Models ranked according to score
Model with rank: 1
Mean validation score: 0.96 (+/- 0.08)
Params: {'max_iter': 2000, 'learning_rate': 'constant', 'hidden_layer_sizes': 100, 'activation': 'logistic'}

Model with rank: 2
Mean validation score: 0.96 (+/- 0.09)
Params: {'max_iter': 1000, 'learning_rate': 'constant', 'hidden_layer_sizes': 50, 'activation': 'logistic'}

Model with rank: 3
Mean validation score: 0.96 (+/- 0.08)
Params: {'max_iter': 2000, 'learning_rate': 'constant', 'hidden_layer_sizes': (20, 20), 'activation': 'tanh'}



In [None]:
from sklearn.model_selection import RandomizedSearchCV
from time import time

# instantiating the model (not setting any hyper-parameters here)
model = model = MLPClassifier()

# specify parameters and potential values to sample from
param_dict = {
    "hidden_layer_sizes": [5, 10, 20, 30, 50, 100, (5,5), (10,10), (20,20)],
    "max_iter": [100, 300, 500, 1000, 2000],
    "activation": ["tanh", "relu", "logistic", "identity"],
    "learning_rate": ["constant", "invscaling", "adaptive"]
}

# set the number of random combinations of hyper-parameter values that will be sampled
# e.g., if 100 - then 100 MLPs will be trained and tested, using a random set of hyper-parameter
# values each time
num_itr = 100

# run random search
print("> STARTING RANDOM SEARCH ...")
start_time = time()

# running random search using THE SCALED feature values (X_scaled)
results = run_random_search(model, X_scaled, y, param_dict, num_itr)

end_time = time()
print("> RANDOM SEARCH COMPLETE")

print("\nRandomizedSearchCV took %.2f seconds for %d candidates"
          " parameter settings." % ((end_time - start_time), num_itr))
report(results)

> STARTING RANDOM SEARCH ...
> RANDOM SEARCH COMPLETE

RandomizedSearchCV took 26.56 seconds for 100 candidates parameter settings.
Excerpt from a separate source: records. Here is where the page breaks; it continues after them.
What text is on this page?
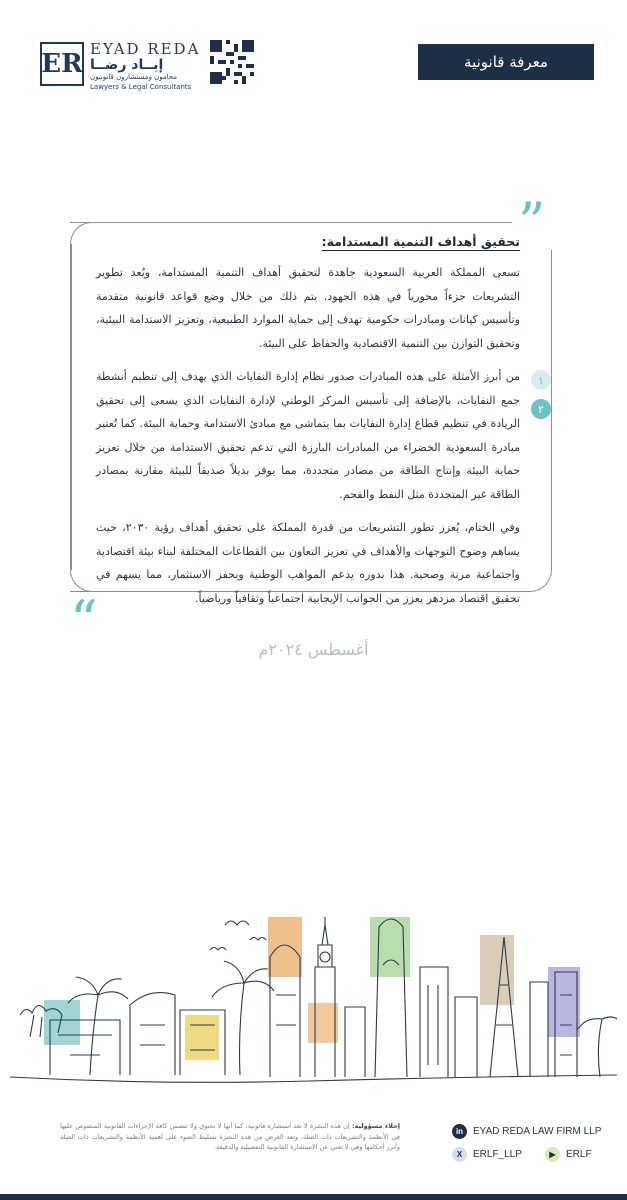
ER EYAD REDA
إيــاد رضــا
محامون ومستشارون قانونيون
Lawyers & Legal Consultants
معرفة قانونية
”
“

تحقيق أهداف التنمية المستدامة:

تسعى المملكة العربية السعودية جاهدة لتحقيق أهداف التنمية المستدامة، ويُعد تطوير التشريعات جزءاً محورياً في هذه الجهود. يتم ذلك من خلال وضع قواعد قانونية متقدمة وتأسيس كيانات ومبادرات حكومية تهدف إلى حماية الموارد الطبيعية، وتعزيز الاستدامة البيئية، وتحقيق التوازن بين التنمية الاقتصادية والحفاظ على البيئة.

من أبرز الأمثلة على هذه المبادرات صدور نظام إدارة النفايات الذي يهدف إلى تنظيم أنشطة جمع النفايات، بالإضافة إلى تأسيس المركز الوطني لإدارة النفايات الذي يسعى إلى تحقيق الريادة في تنظيم قطاع إدارة النفايات بما يتماشى مع مبادئ الاستدامة وحماية البيئة. كما تُعتبر مبادرة السعودية الخضراء من المبادرات البارزة التي تدعم تحقيق الاستدامة من خلال تعزيز حماية البيئة وإنتاج الطاقة من مصادر متجددة، مما يوفر بديلاً صديقاً للبيئة مقارنة بمصادر الطاقة غير المتجددة مثل النفط والفحم.

وفي الختام، يُعزز تطور التشريعات من قدرة المملكة على تحقيق أهداف رؤية ٢٠٣٠، حيث يساهم وضوح التوجهات والأهداف في تعزيز التعاون بين القطاعات المختلفة لبناء بيئة اقتصادية واجتماعية مرنة وصحية. هذا بدوره يدعم المواهب الوطنية ويحفز الاستثمار، مما يسهم في تحقيق اقتصاد مزدهر يعزز من الجوانب الإيجابية اجتماعياً وثقافياً ورياضياً.

١
٢
أغسطس ٢٠٢٤م
إخلاء مسؤولية: إن هذه النشرة لا تعد استشارة قانونية، كما أنها لا تحتوي ولا تتضمن كافة الإجراءات القانونية المنصوص عليها في الأنظمة والتشريعات ذات الصلة، وتعد الغرض من هذه النشرة تسليط الضوء على أهمية الأنظمة والتشريعات ذات الصلة وأبرز أحكامها وهي لا تغني عن الاستشارة القانونية التفصيلية والدقيقة.
in EYAD REDA LAW FIRM LLP
X	ERLF_LLP	▶	ERLF
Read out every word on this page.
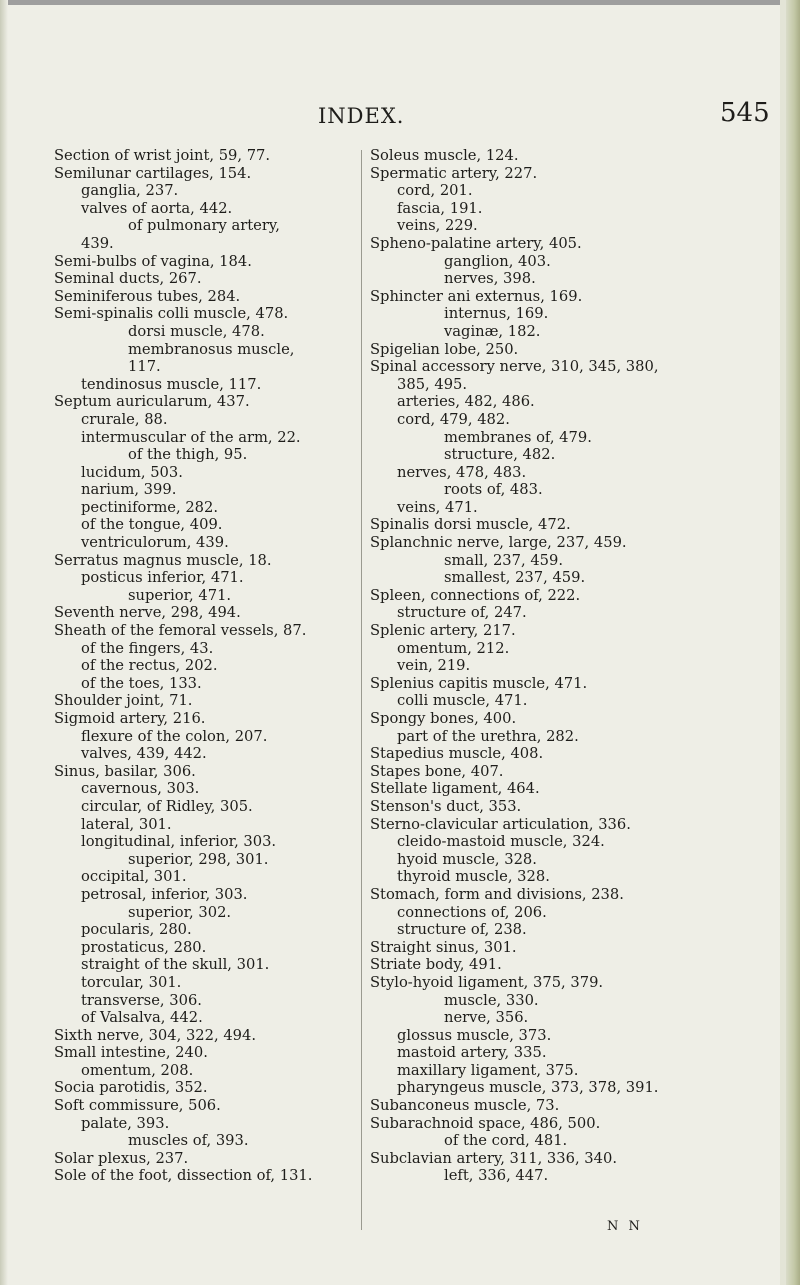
INDEX.	545
Section of wrist joint, 59, 77.
Semilunar cartilages, 154.
ganglia, 237.
valves of aorta, 442.
of pulmonary artery,
439.
Semi-bulbs of vagina, 184.
Seminal ducts, 267.
Seminiferous tubes, 284.
Semi-spinalis colli muscle, 478.
dorsi muscle, 478.
membranosus muscle,
117.
tendinosus muscle, 117.
Septum auricularum, 437.
crurale, 88.
intermuscular of the arm, 22.
of the thigh, 95.
lucidum, 503.
narium, 399.
pectiniforme, 282.
of the tongue, 409.
ventriculorum, 439.
Serratus magnus muscle, 18.
posticus inferior, 471.
superior, 471.
Seventh nerve, 298, 494.
Sheath of the femoral vessels, 87.
of the fingers, 43.
of the rectus, 202.
of the toes, 133.
Shoulder joint, 71.
Sigmoid artery, 216.
flexure of the colon, 207.
valves, 439, 442.
Sinus, basilar, 306.
cavernous, 303.
circular, of Ridley, 305.
lateral, 301.
longitudinal, inferior, 303.
superior, 298, 301.
occipital, 301.
petrosal, inferior, 303.
superior, 302.
pocularis, 280.
prostaticus, 280.
straight of the skull, 301.
torcular, 301.
transverse, 306.
of Valsalva, 442.
Sixth nerve, 304, 322, 494.
Small intestine, 240.
omentum, 208.
Socia parotidis, 352.
Soft commissure, 506.
palate, 393.
muscles of, 393.
Solar plexus, 237.
Sole of the foot, dissection of, 131.
Soleus muscle, 124.
Spermatic artery, 227.
cord, 201.
fascia, 191.
veins, 229.
Spheno-palatine artery, 405.
ganglion, 403.
nerves, 398.
Sphincter ani externus, 169.
internus, 169.
vaginæ, 182.
Spigelian lobe, 250.
Spinal accessory nerve, 310, 345, 380,
385, 495.
arteries, 482, 486.
cord, 479, 482.
membranes of, 479.
structure, 482.
nerves, 478, 483.
roots of, 483.
veins, 471.
Spinalis dorsi muscle, 472.
Splanchnic nerve, large, 237, 459.
small, 237, 459.
smallest, 237, 459.
Spleen, connections of, 222.
structure of, 247.
Splenic artery, 217.
omentum, 212.
vein, 219.
Splenius capitis muscle, 471.
colli muscle, 471.
Spongy bones, 400.
part of the urethra, 282.
Stapedius muscle, 408.
Stapes bone, 407.
Stellate ligament, 464.
Stenson's duct, 353.
Sterno-clavicular articulation, 336.
cleido-mastoid muscle, 324.
hyoid muscle, 328.
thyroid muscle, 328.
Stomach, form and divisions, 238.
connections of, 206.
structure of, 238.
Straight sinus, 301.
Striate body, 491.
Stylo-hyoid ligament, 375, 379.
muscle, 330.
nerve, 356.
glossus muscle, 373.
mastoid artery, 335.
maxillary ligament, 375.
pharyngeus muscle, 373, 378, 391.
Subanconeus muscle, 73.
Subarachnoid space, 486, 500.
of the cord, 481.
Subclavian artery, 311, 336, 340.
left, 336, 447.
N N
Models ranked according to score
Model with rank: 1
Mean validation score: 0.99 (+/- 0.02)
Params: {'max_iter': 1000, 'learning_rate': 'constant', 'hidden_layer_sizes': 50, 'activation': 'relu'}

Model with rank: 2
Mean validation score: 0.99 (+/- 0.03)
Params: {'max_iter': 2000, 'learning_rate': 'adaptive', 'hidden_layer_sizes': 20, 'activation': 'logistic'}

Model with rank: 3
Mean validation score: 0.98 (+/- 0.03)
Params: {'max_iter': 500, 'learning_rate': 'adaptive', 'hidden_layer_sizes': 50, 'activation': 'relu'}

Model with rank: 3
Mean validation score: 0.98 (+/- 0.04)
Params: {'max_iter': 500, 'learning_rate': 'invscaling', 'hidden_layer_sizes': 10, 'activation': 'tanh'}

Model with rank: 3
Mean validation score: 0.98 (+/- 0.03)
Params: {'max_iter': 2000, 'learning_rate': 'constant', 'hidden_layer_sizes': 20, 'activation': 'tanh'}

Model with rank

### Final remarks

You should see several key things above:

* The maximum performance on the original dataset / feature values capped at 96% accuracy, which is much higher than the manual tweaking done above.
* However, using the scaled feature values allowed a 99% accuracy, which is really high!
* There are different combinations of hyper-parameters that lead to the same accuracy. Which is why using a hyper-parameter optimisation function like Random Search is desired, because it would take a long time to manually try out the same number of combinations as we could do in 20-30 seconds here.